I think the highlight of my week was going to see Andy Kershaw at the Bridge Theatre in Warwick. My friend, Sarah, treated me to the ticket as a belated birthday present and even volunteered to drive. We had a fantastic night. I first came across Andy when he was the Ents Sec at Leeds University. I was a First Year Student and he gave us all a talk about how brilliant the Ents Soc was and how we should join. If only I had! During the 70s and 80s Leeds Uni Ents Soc booked some of the best bands in the world, including The Who (Live at Leeds), The Rolling Stones, The Pink Floyd, U2, The Clash, and Ian Drury and the Blockheads). I was lucky enough to see a few famous bands in the refectory at Leeds, including The Boomtown Rats, featuring Bob Geldof with his flies undone throughout the first half of the set. Andy was asked by Harvey Goldsmith, no less, to organise the UK concert for the Rolling Stones ‘come back’ tour in 1982 at Roundhay Park, Leeds. He wanted Andy and his stage crew, made up of Leeds Uni students, to be involved. The stage was the biggest ever built for a rock concert in the world at the time. You have to read Andy’s autobiography No Off Switch for the full account of this particular adventure. I just want to say, ‘I was there!’. I actually went on my own and at the age of just nineteen, it was a very heady experience and the biggest concert I’d ever been to. How I didn’t get lost, I don’t know. I just remember having to walk miles to find my car at the end of the gig.



Andy brought his gorgeous Schnauzer dog, Buster onto the stage with him. Buster roamed around the audience for treats and took the odd nap throughout the evening. Andy, too, did a fair bit of roaming around the stage, never keeping still for a second and taking time out only to sip from a bottle of Coke or tear off a piece of loo roll on which to blow his nose. Classy. Or should I say ‘rock n’ roll’?

I must say Andy was thoroughly entertaining. He’s a great raconteur and some of my favourite bits were when he talked about sharing an office with Radio 1 producer John Walters and DJ John Peel. He said they were ‘a radio station within a radio station’. His impressions of the great John Walters were brilliant and I wish the two Johns were still alive to regale us with stories in a similar manner on an arts centre stage in the middle of Warwickshire.

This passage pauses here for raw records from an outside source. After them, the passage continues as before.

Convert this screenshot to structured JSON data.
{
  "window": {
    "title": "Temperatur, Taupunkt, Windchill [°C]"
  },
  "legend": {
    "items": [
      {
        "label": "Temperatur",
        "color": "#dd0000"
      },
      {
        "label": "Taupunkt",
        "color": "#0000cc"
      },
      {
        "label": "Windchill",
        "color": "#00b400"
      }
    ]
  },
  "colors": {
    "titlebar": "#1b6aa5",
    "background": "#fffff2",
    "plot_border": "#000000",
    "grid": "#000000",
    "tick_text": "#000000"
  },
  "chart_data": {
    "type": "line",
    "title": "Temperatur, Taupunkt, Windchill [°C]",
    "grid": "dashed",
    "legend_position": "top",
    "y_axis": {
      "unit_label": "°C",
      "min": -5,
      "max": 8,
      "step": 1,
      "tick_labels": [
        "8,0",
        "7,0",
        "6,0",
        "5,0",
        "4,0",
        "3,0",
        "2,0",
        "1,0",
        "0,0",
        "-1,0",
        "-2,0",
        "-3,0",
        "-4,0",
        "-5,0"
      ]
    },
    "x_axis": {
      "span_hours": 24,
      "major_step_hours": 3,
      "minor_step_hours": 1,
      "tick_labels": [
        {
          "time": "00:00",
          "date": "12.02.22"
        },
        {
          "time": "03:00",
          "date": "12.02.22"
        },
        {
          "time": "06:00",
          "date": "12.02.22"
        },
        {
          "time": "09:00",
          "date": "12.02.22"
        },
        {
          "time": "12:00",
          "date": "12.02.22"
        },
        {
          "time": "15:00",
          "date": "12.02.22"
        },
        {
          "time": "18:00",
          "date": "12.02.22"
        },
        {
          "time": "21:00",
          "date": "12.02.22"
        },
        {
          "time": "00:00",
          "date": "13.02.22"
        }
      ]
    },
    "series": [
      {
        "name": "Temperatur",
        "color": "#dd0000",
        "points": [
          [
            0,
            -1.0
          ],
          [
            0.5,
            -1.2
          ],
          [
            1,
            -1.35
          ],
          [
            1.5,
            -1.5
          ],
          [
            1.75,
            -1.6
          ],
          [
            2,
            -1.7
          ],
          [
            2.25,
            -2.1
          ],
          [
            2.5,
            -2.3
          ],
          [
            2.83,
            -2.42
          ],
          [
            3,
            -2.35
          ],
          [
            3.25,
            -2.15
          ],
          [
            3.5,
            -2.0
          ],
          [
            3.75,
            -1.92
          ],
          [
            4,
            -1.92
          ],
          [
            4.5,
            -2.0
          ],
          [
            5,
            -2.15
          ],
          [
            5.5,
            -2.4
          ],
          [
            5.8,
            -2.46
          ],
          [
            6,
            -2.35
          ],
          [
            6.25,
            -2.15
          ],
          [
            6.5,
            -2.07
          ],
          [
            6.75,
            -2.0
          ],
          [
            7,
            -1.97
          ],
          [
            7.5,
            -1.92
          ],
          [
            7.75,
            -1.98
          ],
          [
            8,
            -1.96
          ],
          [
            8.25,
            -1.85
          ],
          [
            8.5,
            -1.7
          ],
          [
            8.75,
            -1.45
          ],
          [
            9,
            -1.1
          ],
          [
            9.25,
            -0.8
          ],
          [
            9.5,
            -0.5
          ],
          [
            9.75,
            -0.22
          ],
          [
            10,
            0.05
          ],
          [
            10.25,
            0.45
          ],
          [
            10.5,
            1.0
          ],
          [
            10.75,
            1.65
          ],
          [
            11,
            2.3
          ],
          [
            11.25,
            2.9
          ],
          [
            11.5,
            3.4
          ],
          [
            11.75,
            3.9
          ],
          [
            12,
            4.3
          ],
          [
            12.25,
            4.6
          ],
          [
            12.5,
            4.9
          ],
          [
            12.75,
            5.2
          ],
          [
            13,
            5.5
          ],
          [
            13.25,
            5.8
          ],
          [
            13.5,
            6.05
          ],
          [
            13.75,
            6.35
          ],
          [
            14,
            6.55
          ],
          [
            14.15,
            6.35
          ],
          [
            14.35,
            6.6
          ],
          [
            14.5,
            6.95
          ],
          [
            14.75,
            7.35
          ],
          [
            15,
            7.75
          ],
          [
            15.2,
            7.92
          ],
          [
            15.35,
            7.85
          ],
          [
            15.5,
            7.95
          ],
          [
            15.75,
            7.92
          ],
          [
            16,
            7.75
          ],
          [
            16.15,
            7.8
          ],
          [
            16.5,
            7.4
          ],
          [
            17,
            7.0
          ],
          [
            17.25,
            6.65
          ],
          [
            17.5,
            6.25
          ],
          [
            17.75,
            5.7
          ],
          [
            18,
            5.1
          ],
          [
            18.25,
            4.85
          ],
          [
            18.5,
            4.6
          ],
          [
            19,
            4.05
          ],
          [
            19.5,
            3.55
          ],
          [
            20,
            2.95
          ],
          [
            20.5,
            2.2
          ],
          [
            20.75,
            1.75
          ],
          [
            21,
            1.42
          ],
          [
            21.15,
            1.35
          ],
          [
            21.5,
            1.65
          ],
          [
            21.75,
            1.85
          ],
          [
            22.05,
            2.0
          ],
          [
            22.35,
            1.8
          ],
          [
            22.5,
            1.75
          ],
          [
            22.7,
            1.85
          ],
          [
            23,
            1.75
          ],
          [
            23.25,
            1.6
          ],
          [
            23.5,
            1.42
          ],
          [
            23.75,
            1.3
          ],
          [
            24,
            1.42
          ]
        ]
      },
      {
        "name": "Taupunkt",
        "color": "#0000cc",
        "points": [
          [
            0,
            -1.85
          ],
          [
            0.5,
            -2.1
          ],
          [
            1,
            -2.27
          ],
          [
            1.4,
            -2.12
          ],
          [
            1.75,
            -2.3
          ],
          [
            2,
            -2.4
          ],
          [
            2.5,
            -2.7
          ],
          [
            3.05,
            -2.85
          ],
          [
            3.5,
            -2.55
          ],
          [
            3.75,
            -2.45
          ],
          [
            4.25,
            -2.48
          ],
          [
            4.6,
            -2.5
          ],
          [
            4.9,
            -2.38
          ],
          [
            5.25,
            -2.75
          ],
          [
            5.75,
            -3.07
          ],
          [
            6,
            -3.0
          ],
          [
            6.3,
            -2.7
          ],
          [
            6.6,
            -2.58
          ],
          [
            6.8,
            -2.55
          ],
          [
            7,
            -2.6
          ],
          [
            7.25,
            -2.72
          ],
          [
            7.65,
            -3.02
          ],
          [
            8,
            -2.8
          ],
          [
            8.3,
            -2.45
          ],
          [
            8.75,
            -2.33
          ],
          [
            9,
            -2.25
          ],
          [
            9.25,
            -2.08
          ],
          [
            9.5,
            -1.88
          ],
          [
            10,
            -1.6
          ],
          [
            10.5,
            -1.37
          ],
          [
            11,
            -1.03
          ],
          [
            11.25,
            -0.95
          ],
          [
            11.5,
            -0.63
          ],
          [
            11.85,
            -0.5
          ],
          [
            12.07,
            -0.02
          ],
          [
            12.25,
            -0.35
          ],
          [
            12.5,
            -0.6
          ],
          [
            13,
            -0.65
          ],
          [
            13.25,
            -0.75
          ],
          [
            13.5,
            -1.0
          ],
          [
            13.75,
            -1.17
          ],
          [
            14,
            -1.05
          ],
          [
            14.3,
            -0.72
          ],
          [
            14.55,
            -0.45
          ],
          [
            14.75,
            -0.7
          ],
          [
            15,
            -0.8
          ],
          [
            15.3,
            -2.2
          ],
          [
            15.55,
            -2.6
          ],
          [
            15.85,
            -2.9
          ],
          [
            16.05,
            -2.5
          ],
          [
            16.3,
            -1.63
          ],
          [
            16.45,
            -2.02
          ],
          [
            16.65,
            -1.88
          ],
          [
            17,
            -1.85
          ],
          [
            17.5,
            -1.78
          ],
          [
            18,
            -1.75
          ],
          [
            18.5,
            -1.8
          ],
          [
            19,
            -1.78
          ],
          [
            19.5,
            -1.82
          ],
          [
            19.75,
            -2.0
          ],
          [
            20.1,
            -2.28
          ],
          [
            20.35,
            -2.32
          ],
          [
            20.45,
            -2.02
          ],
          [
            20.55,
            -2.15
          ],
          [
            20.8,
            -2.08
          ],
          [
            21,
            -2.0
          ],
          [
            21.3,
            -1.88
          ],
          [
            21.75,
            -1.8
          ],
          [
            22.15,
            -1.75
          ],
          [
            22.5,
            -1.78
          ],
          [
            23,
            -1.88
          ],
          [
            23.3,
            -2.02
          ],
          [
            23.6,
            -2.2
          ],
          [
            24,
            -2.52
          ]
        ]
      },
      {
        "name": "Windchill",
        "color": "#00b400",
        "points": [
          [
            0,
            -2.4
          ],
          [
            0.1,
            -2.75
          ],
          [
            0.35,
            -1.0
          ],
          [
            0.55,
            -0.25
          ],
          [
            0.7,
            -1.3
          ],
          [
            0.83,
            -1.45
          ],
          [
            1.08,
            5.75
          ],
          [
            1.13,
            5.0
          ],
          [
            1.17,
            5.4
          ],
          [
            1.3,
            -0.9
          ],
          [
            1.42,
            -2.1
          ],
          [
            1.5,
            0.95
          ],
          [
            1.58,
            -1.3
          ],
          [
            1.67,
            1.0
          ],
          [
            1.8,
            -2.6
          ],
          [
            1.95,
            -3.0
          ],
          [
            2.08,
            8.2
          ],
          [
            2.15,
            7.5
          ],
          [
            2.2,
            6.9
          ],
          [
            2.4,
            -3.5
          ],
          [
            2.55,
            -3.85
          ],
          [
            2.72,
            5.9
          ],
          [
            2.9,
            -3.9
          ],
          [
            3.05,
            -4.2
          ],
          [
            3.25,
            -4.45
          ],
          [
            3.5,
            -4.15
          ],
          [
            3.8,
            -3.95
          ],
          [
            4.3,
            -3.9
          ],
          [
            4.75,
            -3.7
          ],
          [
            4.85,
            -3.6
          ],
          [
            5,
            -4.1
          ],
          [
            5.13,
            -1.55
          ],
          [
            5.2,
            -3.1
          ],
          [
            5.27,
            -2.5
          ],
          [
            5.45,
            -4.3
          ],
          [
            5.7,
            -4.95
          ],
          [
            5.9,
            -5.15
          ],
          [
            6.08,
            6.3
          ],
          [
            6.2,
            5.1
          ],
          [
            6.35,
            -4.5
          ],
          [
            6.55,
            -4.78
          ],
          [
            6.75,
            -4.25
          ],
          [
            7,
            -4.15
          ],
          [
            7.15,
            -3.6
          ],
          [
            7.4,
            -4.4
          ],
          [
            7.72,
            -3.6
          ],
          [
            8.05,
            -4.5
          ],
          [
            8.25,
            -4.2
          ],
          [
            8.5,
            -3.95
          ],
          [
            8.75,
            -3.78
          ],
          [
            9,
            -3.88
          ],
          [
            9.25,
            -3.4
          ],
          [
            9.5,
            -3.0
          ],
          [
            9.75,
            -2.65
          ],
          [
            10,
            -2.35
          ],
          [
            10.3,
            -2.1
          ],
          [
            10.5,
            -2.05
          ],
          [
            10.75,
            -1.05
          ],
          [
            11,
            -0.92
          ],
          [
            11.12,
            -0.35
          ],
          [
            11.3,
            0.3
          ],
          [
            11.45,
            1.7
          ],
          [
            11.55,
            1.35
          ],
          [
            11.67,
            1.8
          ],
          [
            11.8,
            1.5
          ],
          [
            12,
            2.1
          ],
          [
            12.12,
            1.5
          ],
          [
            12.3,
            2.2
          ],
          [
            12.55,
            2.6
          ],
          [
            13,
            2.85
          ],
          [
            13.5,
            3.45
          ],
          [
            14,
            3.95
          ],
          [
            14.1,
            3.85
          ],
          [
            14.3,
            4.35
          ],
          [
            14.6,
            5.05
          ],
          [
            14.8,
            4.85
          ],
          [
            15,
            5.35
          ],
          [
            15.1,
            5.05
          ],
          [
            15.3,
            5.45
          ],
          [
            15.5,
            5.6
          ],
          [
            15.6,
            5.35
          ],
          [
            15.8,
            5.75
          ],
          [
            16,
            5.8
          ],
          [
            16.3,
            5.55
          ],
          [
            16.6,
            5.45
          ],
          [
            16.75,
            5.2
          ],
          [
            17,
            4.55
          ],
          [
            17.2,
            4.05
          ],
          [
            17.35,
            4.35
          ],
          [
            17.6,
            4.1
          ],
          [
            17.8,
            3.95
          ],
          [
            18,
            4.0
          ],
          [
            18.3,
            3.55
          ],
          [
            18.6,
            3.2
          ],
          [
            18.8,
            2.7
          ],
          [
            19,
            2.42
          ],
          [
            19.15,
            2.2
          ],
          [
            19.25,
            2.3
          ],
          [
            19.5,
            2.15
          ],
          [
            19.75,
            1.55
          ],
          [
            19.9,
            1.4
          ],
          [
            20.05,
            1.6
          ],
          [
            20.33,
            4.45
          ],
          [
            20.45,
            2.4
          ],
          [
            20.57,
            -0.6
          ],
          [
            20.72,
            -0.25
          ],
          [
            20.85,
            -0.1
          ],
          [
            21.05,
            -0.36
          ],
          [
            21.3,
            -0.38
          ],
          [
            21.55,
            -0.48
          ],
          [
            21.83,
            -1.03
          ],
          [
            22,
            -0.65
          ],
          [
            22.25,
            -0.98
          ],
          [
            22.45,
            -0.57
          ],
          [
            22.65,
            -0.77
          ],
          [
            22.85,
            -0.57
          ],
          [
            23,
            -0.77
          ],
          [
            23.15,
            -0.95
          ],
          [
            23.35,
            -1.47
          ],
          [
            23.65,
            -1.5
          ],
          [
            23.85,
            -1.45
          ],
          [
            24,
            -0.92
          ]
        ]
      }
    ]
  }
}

The wow factor of this show for me was the music. Andy chose some of his all time favourite songs (including those he wishes he’d have chosen for his Desert Island Discs) and with the aid of Richard, the technician, blasted them out for the audience’s enjoyment. Did you know Chuck Berry wrote Promised Land in prison? He asked the guards for a map of the Southern States of the USA, chose a route and wrote about it. Andy recited all the lyrics to the song before playing it to us. Certainly had my foot tapping and it was joyous. Oh, and Andy pointed out that Chuck Berry is a despicable man, but can write great songs. I was also blown away by James Carr’s voice. He was a little known soul singer (considered to be better than Otis Redding) who made a few records in the 1960s, but died destitute. Very sad. 

Andy Kershaw truly does have ‘No Off Switch’ and the show overran by an hour! He was still good enough to sign everyone’s books at the end, despite the fact he had to drive all the way down to Portsmouth afterwards. If you get chance to see him at a venue near you, I highly recommend the show.